El 1 de mayo de 2019 se publicó el Decreto por el que se reformaron diversas disposiciones de la Ley Federal del Trabajo y se aprobó una reforma basada en tres ejes. Uno de estos es el Nuevo Sistema de Justicia Laboral, donde se establece que antes de demandar será obligatorio intentar alcanzar un acuerdo. Para ello, se crean Centros de Conciliación Laboral integrados en teoría por profesionales capacitados en medios alternos de solución de conflictos que, de no logarse un acuerdo, las partes acudirían a los Tribunales Laborales dependientes del Poder Judicial, “con juicios orales, ágiles, modernos, expeditos y en presencia de un juez”, planteándose que las Juntas de Conciliación y Arbitraje desaparecerán, una vez que concluyan su rezago.
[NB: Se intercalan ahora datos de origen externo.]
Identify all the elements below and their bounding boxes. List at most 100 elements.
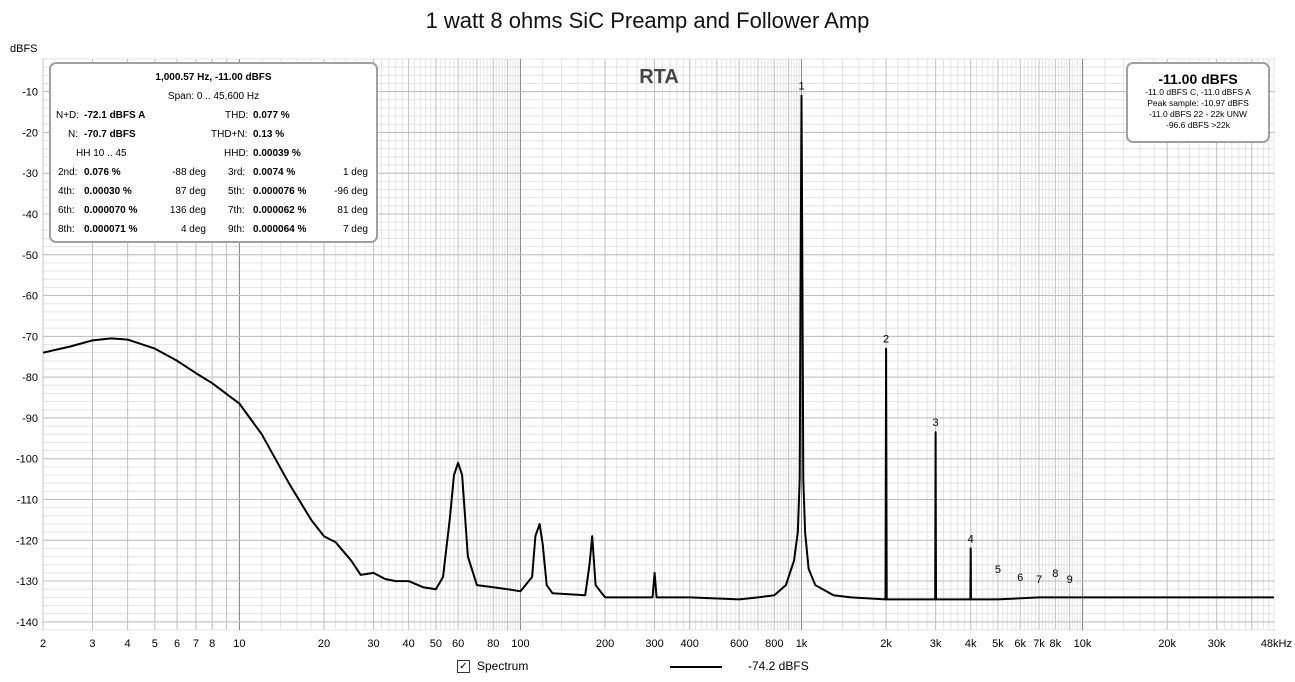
x-tick-label: 4k: [965, 638, 977, 650]
span-text: Span: 0 .. 45,600 Hz: [167, 91, 260, 102]
harmonic-marker-7: 7: [1036, 574, 1042, 586]
thd-label: THD:: [225, 110, 249, 121]
y-tick-label: -40: [22, 209, 38, 221]
harmonic-value: 0.00030 %: [84, 186, 132, 197]
level-line1: -11.0 dBFS C, -11.0 dBFS A: [1145, 87, 1251, 97]
stats-header: 1,000.57 Hz, -11.00 dBFS: [155, 72, 272, 83]
harmonic-phase2: 7 deg: [342, 224, 368, 235]
harmonic-marker-8: 8: [1052, 568, 1058, 580]
stats-panel: 1,000.57 Hz, -11.00 dBFS Span: 0 .. 45,6…: [49, 62, 378, 243]
y-tick-label: -140: [16, 617, 38, 629]
harmonic-label: 4th:: [58, 186, 75, 197]
x-tick-label: 600: [730, 638, 748, 650]
chart-title: 1 watt 8 ohms SiC Preamp and Follower Am…: [425, 8, 870, 33]
x-tick-label: 8k: [1049, 638, 1061, 650]
y-axis-label: dBFS: [10, 43, 38, 55]
x-tick-label: 60: [452, 638, 464, 650]
harmonic-label2: 9th:: [228, 224, 245, 235]
thdn-label: THD+N:: [211, 129, 248, 140]
x-tick-label: 100: [511, 638, 529, 650]
x-tick-label: 3k: [930, 638, 942, 650]
n-label: N:: [68, 129, 78, 140]
legend-value: -74.2 dBFS: [748, 659, 809, 673]
x-tick-label: 10: [233, 638, 245, 650]
y-tick-label: -10: [22, 87, 38, 99]
harmonic-marker-1: 1: [798, 81, 804, 93]
harmonic-marker-3: 3: [933, 417, 939, 429]
y-tick-label: -70: [22, 331, 38, 343]
spectrum-line: [42, 94, 1274, 601]
hhd-value: 0.00039 %: [253, 148, 301, 159]
x-tick-label: 300: [645, 638, 663, 650]
legend-line-swatch: [670, 666, 722, 668]
spectrum-checkbox[interactable]: ✓: [457, 660, 470, 673]
harmonic-label: 8th:: [58, 224, 75, 235]
x-tick-label: 6: [174, 638, 180, 650]
harmonic-value: 0.076 %: [84, 167, 121, 178]
x-tick-label: 8: [209, 638, 215, 650]
rta-watermark: RTA: [639, 66, 679, 88]
harmonic-phase: -88 deg: [172, 167, 206, 178]
harmonic-value: 0.000070 %: [84, 205, 138, 216]
level-big: -11.00 dBFS: [1158, 71, 1238, 87]
nd-label: N+D:: [56, 110, 80, 121]
y-tick-label: -130: [16, 576, 38, 588]
harmonic-marker-2: 2: [883, 334, 889, 346]
x-tick-label: 2: [40, 638, 46, 650]
level-panel: -11.00 dBFS -11.0 dBFS C, -11.0 dBFS A P…: [1126, 62, 1270, 143]
harmonic-label2: 5th:: [228, 186, 245, 197]
x-tick-label: 5k: [992, 638, 1004, 650]
harmonic-value2: 0.000064 %: [253, 224, 307, 235]
harmonic-phase2: -96 deg: [334, 186, 368, 197]
y-tick-label: -110: [17, 494, 38, 506]
y-tick-label: -20: [22, 127, 38, 139]
harmonic-marker-9: 9: [1067, 574, 1073, 586]
x-tick-label: 5: [152, 638, 158, 650]
harmonic-label: 2nd:: [58, 167, 78, 178]
harmonic-phase2: 1 deg: [342, 167, 368, 178]
x-tick-label: 6k: [1014, 638, 1026, 650]
x-tick-label: 400: [680, 638, 698, 650]
x-tick-label: 30: [367, 638, 379, 650]
x-tick-label: 30k: [1208, 638, 1226, 650]
x-tick-label: 20: [318, 638, 330, 650]
harmonic-phase2: 81 deg: [337, 205, 368, 216]
y-tick-label: -80: [22, 372, 38, 384]
x-tick-label: 48kHz: [1261, 638, 1292, 650]
y-tick-label: -90: [22, 413, 38, 425]
x-tick-label: 2k: [880, 638, 892, 650]
hh-label: HH 10 .. 45: [76, 148, 127, 159]
x-tick-label: 4: [125, 638, 131, 650]
harmonic-phase: 87 deg: [175, 186, 206, 197]
x-tick-label: 10k: [1074, 638, 1092, 650]
level-line2: Peak sample: -10.97 dBFS: [1147, 98, 1249, 108]
x-tick-label: 200: [596, 638, 614, 650]
x-tick-label: 20k: [1158, 638, 1176, 650]
harmonic-label: 6th:: [58, 205, 75, 216]
nd-value: -72.1 dBFS A: [84, 110, 146, 121]
level-line4: -96.6 dBFS >22k: [1165, 120, 1231, 130]
harmonic-marker-6: 6: [1017, 572, 1023, 584]
harmonic-marker-5: 5: [995, 564, 1001, 576]
y-tick-label: -30: [22, 168, 38, 180]
x-tick-label: 7k: [1033, 638, 1045, 650]
thd-value: 0.077 %: [253, 110, 290, 121]
harmonic-value2: 0.000076 %: [253, 186, 307, 197]
x-tick-label: 1k: [796, 638, 808, 650]
level-line3: -11.0 dBFS 22 - 22k UNW: [1148, 109, 1248, 119]
x-tick-label: 40: [403, 638, 415, 650]
n-value: -70.7 dBFS: [84, 129, 136, 140]
harmonic-value: 0.000071 %: [84, 224, 138, 235]
hhd-label: HHD:: [224, 148, 249, 159]
harmonic-label2: 3rd:: [228, 167, 246, 178]
harmonic-phase: 4 deg: [180, 224, 206, 235]
stats-span: Span: 0 .. 45,600 Hz: [51, 91, 376, 102]
x-tick-label: 7: [193, 638, 199, 650]
x-tick-label: 80: [487, 638, 499, 650]
harmonic-value2: 0.000062 %: [253, 205, 307, 216]
legend-label: Spectrum: [477, 659, 529, 673]
x-tick-label: 3: [89, 638, 95, 650]
harmonic-marker-4: 4: [968, 533, 974, 545]
harmonic-phase: 136 deg: [169, 205, 206, 216]
y-tick-label: -100: [16, 454, 38, 466]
Ayer se dio a conocer que con la finalidad de reducir la carga de trabajo, la Secretaría del Trabajo y Previsión Social (STPS) determinó suprimir la Junta Especial 33 de la Federal de Conciliación y Arbitraje de Puebla y trasladar sus expedientes a oficinas homólogas de Tlaxcala y a Oaxaca, lo anterior fue comunicado por la STPS en la edición del lunes el Diario Oficial de la Federación (DOF), misma en la que se especifica que la actual carga de trabajo de dicha oficina es tan alta que ha impedido dar solución a los casos.

La dependencia determinó que la Junta Especial 46 con residencia en Tlaxcala, atienda aquellos juicios que se encuentran en fase de instrucción en Puebla, hasta lograr su conclusión; y, que la Junta Especial 32 con residencia en Oaxaca, la encargada de continuar con el trámite de aquellos que se encuentren en fases de dictamen, laudo, ejecución y amparo, hasta su conclusión.

No hay duda que los abogados que atienden esos casos tendrán que desplazarse a los vecinos estados, incluso en algún momento los actores involucrados. Lo anterior ha motivado la inconformidad de los litigantes que tienen a su cargo casos que resolver. Suponemos que las autoridades laborales buscan con esta medida avanzar en la reforma laboral ya aprobada, pero que no progresa por la vía de los hechos, ya que tampoco se han destinado los recursos materiales y humanos para que el rezago histórico que existía a la fecha de la nueva reforma laboral pudiera resolverse.